Several local bars have kits for making cocktails at home. Amaro’s Table offers the easiest option — a cocktail mix for $17.50. Just pour the mix into a glass with alcohol and ice, top with sparkling water, and drink. Past flavors include Coconuts About You (with dragonfruit, pineapple, peach, mango coconut, citrus, rose petals, Coco Lopez and sugar) and a Dahling I’m Home (with pineapple, tamarind, chai tea, cardamom, pink peppercorn, star anise, sugar, citrus, and Bitter Queen orange bitters).
Little Conejo has a margarita kit that encourages you to modify the drink to suit your own palate. Prices range from $10 for just lime juice and simple syrup to $50-plus for a complete kit with tequila or mezcal.
When you call to order, pick tequila or mezcal and two fruit juices.
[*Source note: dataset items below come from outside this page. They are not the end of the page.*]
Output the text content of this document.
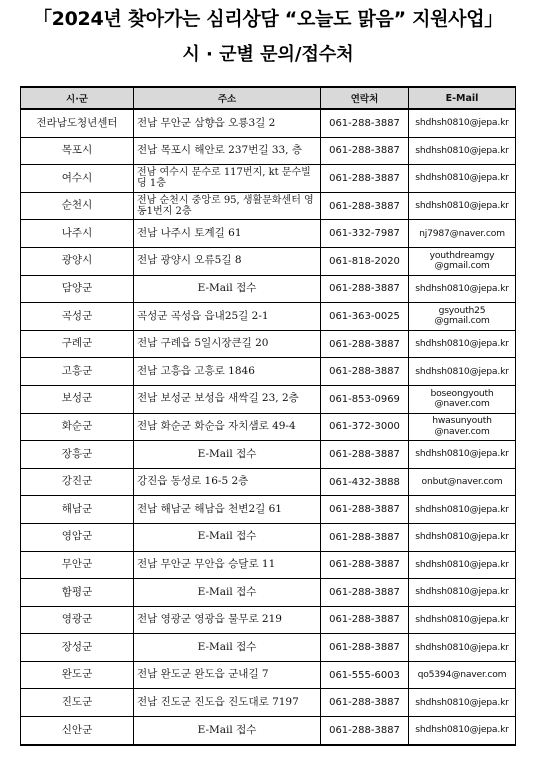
「2024년 찾아가는 심리상담 “오늘도 맑음” 지원사업」
시 · 군별 문의/접수처
시·군	주소	연락처	E-Mail
전라남도청년센터	전남 무안군 삼향읍 오룡3길 2	061-288-3887	shdhsh0810@jepa.kr
목포시	전남 목포시 해안로 237번길 33, 층	061-288-3887	shdhsh0810@jepa.kr
여수시	전남 여수시 문수로 117번지, kt 문수빌딩 1층	061-288-3887	shdhsh0810@jepa.kr
순천시	전남 순천시 중앙로 95, 생활문화센터 영동1번지 2층	061-288-3887	shdhsh0810@jepa.kr
나주시	전남 나주시 토계길 61	061-332-7987	nj7987@naver.com
광양시	전남 광양시 오류5길 8	061-818-2020	youthdreamgy @gmail.com
담양군	E-Mail 접수	061-288-3887	shdhsh0810@jepa.kr
곡성군	곡성군 곡성읍 읍내25길 2-1	061-363-0025	gsyouth25 @gmail.com
구례군	전남 구례읍 5일시장큰길 20	061-288-3887	shdhsh0810@jepa.kr
고흥군	전남 고흥읍 고흥로 1846	061-288-3887	shdhsh0810@jepa.kr
보성군	전남 보성군 보성읍 새싹길 23, 2층	061-853-0969	boseongyouth @naver.com
화순군	전남 화순군 화순읍 자치샘로 49-4	061-372-3000	hwasunyouth @naver.com
장흥군	E-Mail 접수	061-288-3887	shdhsh0810@jepa.kr
강진군	강진읍 동성로 16-5 2층	061-432-3888	onbut@naver.com
해남군	전남 해남군 해남읍 천변2길 61	061-288-3887	shdhsh0810@jepa.kr
영암군	E-Mail 접수	061-288-3887	shdhsh0810@jepa.kr
무안군	전남 무안군 무안읍 승달로 11	061-288-3887	shdhsh0810@jepa.kr
함평군	E-Mail 접수	061-288-3887	shdhsh0810@jepa.kr
영광군	전남 영광군 영광읍 물무로 219	061-288-3887	shdhsh0810@jepa.kr
장성군	E-Mail 접수	061-288-3887	shdhsh0810@jepa.kr
완도군	전남 완도군 완도읍 군내길 7	061-555-6003	qo5394@naver.com
진도군	전남 진도군 진도읍 진도대로 7197	061-288-3887	shdhsh0810@jepa.kr
신안군	E-Mail 접수	061-288-3887	shdhsh0810@jepa.kr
Co-owner Mychal Dynes advises mezcal users to order some grapefruit juice. All kits come with lime juice and an amber-colored simple syrup made from piloncillo sugar. The best way to tackle this kit is to pour the juice containers into a mason jar and put the simple syrup in a squeeze bottle. You can salt the rim of your glass by running a slice of lime around it and dipping the glass into a plate of kosher salt. Add some ice to the glass. Pour ice, mezcal or tequila, juice and simple syrup into a cocktail shaker or mason jar, shake, and then taste and adjust. Strain into a glass and garnish with a slice of lime or a lime peel. This kit doesn’t come with a recipe. Dynes wants margarita-kit users to have fun playing with the ratio. His guidance is more about personal pleasure than precision.
“Each sip should make you want another one,” Dynes said.
Gill has put together an Old Fashioned kit. The kit comes with The Smokin’ Oak’s mix of bitters, demerara sugar simple syrup, a silicon square cube ice tray, a couple of oranges and lemons, and a recipe card. Aspiring home cocktail makers can choose between Buffalo Trace whiskey ($59 for the kit) or upgrade to a small batch Elijah Craig made especially for The Smokin’ Oak ($69). The cocktail recipe walks users through the pre-Prohibition style Old Fashioned served at The Smokin’ Oak.